When you connect to a VPN, the VPS's IP would be changed so your remote session disconnected. The easiest way is to install Teamviewer Host on the VPS, then you can still use Teamviewer to connect to the VPN while using VPN.


----------



## regis666 (Nov 5, 2016)

RockTBN said:


> When you connect to a VPN, the VPS's IP would be changed so your remote session disconnected. The easiest way is to install Teamviewer Host on the VPS, then you can still use Teamviewer to connect to the VPN while using VPN.

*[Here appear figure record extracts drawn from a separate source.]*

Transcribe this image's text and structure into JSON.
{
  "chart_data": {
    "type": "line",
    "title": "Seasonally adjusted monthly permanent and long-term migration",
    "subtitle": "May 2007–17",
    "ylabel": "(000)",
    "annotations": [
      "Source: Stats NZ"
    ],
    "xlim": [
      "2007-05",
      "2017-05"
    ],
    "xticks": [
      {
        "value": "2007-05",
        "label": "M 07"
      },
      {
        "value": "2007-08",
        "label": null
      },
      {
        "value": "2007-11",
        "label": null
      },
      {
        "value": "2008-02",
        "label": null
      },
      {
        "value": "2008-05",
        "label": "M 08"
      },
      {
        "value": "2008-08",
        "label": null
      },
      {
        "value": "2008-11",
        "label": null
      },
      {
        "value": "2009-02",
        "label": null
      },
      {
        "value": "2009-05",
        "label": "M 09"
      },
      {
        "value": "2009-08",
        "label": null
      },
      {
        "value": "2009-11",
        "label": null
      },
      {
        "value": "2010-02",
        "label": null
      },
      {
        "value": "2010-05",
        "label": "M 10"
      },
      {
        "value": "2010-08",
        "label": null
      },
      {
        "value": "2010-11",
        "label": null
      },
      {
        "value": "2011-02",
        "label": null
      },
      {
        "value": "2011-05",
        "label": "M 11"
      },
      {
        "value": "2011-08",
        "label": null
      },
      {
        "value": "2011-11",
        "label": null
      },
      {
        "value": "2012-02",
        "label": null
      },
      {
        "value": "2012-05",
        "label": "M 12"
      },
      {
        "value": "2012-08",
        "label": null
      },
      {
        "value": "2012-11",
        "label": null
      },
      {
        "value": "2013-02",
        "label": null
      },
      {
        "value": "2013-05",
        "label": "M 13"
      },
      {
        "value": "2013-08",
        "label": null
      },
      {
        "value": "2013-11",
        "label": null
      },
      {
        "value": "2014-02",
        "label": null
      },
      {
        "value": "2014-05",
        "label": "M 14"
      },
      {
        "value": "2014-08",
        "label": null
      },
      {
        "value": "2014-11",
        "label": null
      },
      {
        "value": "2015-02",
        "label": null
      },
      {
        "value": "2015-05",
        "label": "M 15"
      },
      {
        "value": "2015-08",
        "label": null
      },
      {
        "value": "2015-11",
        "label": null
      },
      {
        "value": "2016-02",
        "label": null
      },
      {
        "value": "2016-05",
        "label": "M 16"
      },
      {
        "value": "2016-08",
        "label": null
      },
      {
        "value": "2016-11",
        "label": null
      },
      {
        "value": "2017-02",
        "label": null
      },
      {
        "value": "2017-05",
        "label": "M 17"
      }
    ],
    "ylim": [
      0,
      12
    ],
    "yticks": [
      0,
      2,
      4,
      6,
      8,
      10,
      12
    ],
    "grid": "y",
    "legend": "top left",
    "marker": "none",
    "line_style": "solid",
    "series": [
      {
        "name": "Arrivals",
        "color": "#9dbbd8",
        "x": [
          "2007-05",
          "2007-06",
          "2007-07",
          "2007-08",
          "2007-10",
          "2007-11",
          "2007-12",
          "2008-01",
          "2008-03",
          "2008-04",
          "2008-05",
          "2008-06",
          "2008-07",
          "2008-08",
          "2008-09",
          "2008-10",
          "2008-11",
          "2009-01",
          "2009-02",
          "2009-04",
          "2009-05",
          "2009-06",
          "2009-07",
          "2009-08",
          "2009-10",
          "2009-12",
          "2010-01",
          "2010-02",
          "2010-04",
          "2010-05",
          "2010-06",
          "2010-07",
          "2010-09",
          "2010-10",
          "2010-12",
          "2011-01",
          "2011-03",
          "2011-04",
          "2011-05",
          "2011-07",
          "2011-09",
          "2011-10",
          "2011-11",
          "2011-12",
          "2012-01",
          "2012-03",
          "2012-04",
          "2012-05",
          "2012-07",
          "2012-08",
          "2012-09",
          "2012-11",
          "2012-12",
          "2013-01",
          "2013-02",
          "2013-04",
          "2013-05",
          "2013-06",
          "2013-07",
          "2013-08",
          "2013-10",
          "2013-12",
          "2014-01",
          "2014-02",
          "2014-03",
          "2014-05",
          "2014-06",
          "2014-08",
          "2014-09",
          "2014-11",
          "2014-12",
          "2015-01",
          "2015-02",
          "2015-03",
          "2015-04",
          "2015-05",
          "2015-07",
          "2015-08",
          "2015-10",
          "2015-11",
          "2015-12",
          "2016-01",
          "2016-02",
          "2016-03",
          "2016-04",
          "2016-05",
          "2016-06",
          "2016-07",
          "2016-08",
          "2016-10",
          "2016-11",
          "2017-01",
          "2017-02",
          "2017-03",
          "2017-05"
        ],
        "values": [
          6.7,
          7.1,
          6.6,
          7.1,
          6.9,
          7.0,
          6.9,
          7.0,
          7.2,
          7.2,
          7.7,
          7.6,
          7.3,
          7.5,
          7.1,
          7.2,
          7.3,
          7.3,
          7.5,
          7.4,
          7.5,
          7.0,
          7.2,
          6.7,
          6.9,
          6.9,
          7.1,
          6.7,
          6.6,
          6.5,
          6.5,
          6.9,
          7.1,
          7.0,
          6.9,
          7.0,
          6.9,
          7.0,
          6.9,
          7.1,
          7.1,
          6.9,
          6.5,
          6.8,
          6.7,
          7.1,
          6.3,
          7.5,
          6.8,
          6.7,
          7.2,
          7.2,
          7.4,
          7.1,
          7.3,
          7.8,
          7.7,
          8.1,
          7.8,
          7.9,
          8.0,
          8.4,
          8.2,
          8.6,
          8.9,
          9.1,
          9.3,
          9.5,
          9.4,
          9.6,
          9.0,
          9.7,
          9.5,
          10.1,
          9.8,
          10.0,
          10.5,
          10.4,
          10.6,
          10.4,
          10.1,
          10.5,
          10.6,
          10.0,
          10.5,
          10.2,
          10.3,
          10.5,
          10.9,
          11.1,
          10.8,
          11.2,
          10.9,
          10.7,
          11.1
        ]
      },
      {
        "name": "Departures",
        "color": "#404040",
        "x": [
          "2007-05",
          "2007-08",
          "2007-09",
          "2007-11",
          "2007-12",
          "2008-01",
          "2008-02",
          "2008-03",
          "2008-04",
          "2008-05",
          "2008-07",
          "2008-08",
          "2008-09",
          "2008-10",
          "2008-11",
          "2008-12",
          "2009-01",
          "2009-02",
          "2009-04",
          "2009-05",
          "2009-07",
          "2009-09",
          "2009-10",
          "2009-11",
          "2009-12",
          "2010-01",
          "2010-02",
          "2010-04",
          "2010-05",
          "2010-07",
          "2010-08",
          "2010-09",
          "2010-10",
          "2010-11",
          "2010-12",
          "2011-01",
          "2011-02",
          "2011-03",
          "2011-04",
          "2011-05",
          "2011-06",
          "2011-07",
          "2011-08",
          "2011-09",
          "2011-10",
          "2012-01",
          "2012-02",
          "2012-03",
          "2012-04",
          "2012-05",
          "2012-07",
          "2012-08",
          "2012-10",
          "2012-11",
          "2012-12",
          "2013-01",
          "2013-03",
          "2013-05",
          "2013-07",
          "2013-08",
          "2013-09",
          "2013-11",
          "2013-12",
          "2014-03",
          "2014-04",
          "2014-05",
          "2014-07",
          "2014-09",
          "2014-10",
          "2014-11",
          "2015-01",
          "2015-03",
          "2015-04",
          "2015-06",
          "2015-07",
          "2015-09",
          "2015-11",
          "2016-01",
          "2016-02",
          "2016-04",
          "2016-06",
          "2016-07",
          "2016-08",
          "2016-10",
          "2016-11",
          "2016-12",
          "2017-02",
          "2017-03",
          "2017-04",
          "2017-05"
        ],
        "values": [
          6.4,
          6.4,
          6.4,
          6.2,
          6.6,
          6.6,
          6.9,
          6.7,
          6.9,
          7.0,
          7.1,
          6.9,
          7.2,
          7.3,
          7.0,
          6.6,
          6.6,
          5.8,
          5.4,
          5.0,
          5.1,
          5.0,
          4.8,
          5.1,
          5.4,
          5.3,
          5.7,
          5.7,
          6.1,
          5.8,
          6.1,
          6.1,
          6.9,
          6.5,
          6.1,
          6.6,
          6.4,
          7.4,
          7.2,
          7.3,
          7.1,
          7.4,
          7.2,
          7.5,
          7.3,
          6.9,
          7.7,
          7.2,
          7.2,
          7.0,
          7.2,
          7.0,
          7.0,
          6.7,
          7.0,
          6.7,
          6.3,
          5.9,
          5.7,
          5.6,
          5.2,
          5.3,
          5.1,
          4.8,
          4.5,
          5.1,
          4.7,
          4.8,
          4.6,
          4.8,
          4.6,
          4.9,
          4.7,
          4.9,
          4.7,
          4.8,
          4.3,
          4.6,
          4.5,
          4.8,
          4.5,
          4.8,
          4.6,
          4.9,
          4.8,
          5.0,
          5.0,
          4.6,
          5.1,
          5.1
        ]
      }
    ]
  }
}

I think your right; sounds plausible. Is there a way to prevent my VPS's IP from changing thereby causing the disconnection?


about teamviewer


After I install Teamviewer on the VPS and start the program, I am to remote access the very same VPS? You lost me, could you explain what is happening; how it might play play out? Thank you.


----------



## regis666 (Nov 6, 2016)

Could someone assist pleas, thanks


----------



## RockTBN (Nov 6, 2016)

There is no way to keep the same IP while using VPN, unless you use HTTP/Sock proxies. With Teamviewer Host you will have a permanent ID so you can access your VPS anytime. Just install Teamviewer Host and test it yourself: https://www.teamviewer.com/en/download/windows/


----------



## regis666 (Nov 7, 2016)

RockTBN said:


> There is no way to keep the same IP while using VPN, unless you use HTTP/Sock proxies. With Teamviewer Host you will have a permanent ID so you can access your VPS anytime. Just install Teamviewer Host and test it yourself: https://www.teamviewer.com/en/download/windows/



Slight misunderstanding; I'm happy to keep VPN company's assigned IP whilst using VPS. It was mentioned that the VPN IP may be causing the disconnection from the VPS due to battle of IP's between VPN and VPS. So my question is their a way to adjust settings of Windows to prevent the disconnection from the VPS due to VPN.


As I said before when I don't use the VPN, the VPS stays connected forever, its only when I connect the VPN on the VPS that the disconnection from the VPS occurs.


Thank you in advance.


----------